La pressione di quei momenti istantanei racchiusi nell'universo della Champions League. Da quanto mancavano in casa nerazzurra. Rieccoci qui, a San Siro. Caldo e freddo, situazioni contrastanti ma concilianti. Entrambe le tifoserie sono consapevoli della posta in palio e colorano la città di Milano di un entusiasmo accelerato. Riaggressione per il recupero palla rapido, costante proiezione degli spazi e la comprensione di uno sviluppo giocoforza dinamico. Tra novità e una tradizione collaudata che non va del tutto abbandonata; è ormai un marchio di fabbrica di Simeone e Inzaghi lo sa benissimo, avendo anticipato in conferenza stampa quello status che i colchoneros adattano a seconda dell’avversario che hanno di fronte. Pensate all'adrenalina dell'immaginazione di quello che può accadere da un istante all'altro in serate come queste che rimangono negli archivi della storia. Si respirava sin dalla mattina l'atmosfera di una partita speciale. Il riflesso della perfezione dell'andata è l'indirizzo del possibile mutamento. Tutto si muove nell’universo dei campioni.
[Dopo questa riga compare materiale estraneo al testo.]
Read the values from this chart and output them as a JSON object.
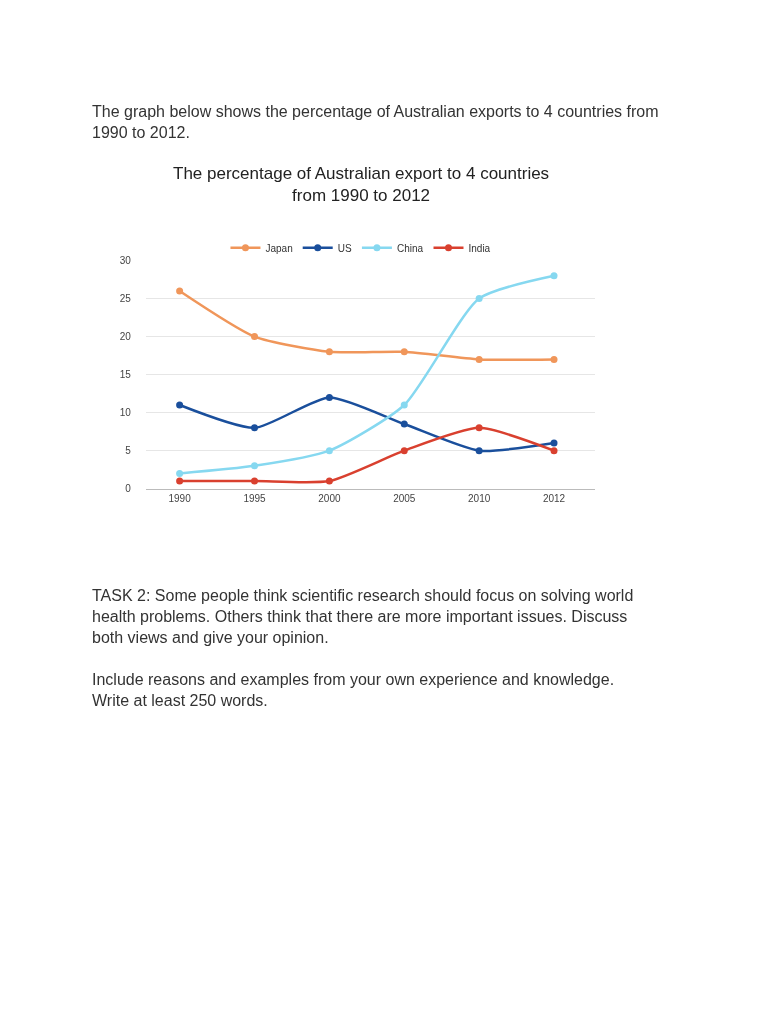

L'ISTANTANEA DELL'UNIVERSO. Il tatticismo prevale perché quando Simeone mette mano alle strategie molto spesso la doppia natura si confonde. E allora ecco che l'importanza della ricerca degli spazi diventa punto preponderante per entrambi gli assetti. Ontologia della speranza, o meglio, possibilità in potenza. Quel che Aristotele definiva atto è l'esecuzione compiuta dalle pedine sul prato di San Siro. Un atto che è arduo solamente da pensare dall'esterno, registrando la pressione a mille che caratterizza l'identità e la mentalità di tutti i calciatori. Ed ecco che entra in scena l'uomo che non t'aspetti. Marco Arnautovic, chiamato in causa dopo l'infortunio di Thuram, segna il gol decisivo della sfida dopo essersi divorato due gran belle occasioni: "Non è mai bello entrare quando un compagno si fa male e mi dispiace per Marcus. So che queste sono le mie occasioni e che sono stato acquistato per fare la differenza quando vengo chiamato in causa. Ci sono riuscito alla terza occasione, dopo che le prime due le avevo fallite. Mi pesava... E quando ho visto la palla entrare, ero felicissimo".
LA DOPPIA NATURA DI INTER E ATLETICO. Sono a dir poco elettriche, le serate di Champions League. E quando la cornice si veste di nerazzurro, beh, l'emozione può prendere il sopravvento. Ecco perché, con il clima caliente di un'atmosfera bollente, il dinamismo è all'ordine del minuto. San Siro spinge eccome, come una pressione progressiva che sale come un climax ascendente. La costruzione dell'Atletico non è incentrata alla verticalità, ma è più che altro confusionaria e tesa a sparigliare le carte del gioco nerazzurro. L'Inter cerca di far ruotare il pallone con tocchi rapidi e convincenti, ma i movimenti complementari ad attaccare la profondità o venire incontro in un primo momento si scagliano contro la fisicità degli spagnoli, che rimangono un osso duro da affrontare viso a viso. La chiave che sta bene a entrambe è quella della razionalità. Inter e Atletico stanno lì, asserragliate nel tentativo di utilizzare filosoficamente la razionalità per studiare le esecuzioni più propizie al lato debole avversario. Razionalità rapida, un adempimento deduttivo (che parte da una legge generale, quella della verticalità, e finisce nella particolarità episodica). Perché il prato va ascoltato bene, può indirizzarti sulla tua isola, al netto delle tempeste. E allora è vero che il vantaggio è minimo, ma nessuno può scalfire la consapevolezza dell'Inter. Che, a prescindere, dai parametri statistici e dai risultati, guarda solamente il proprio binario.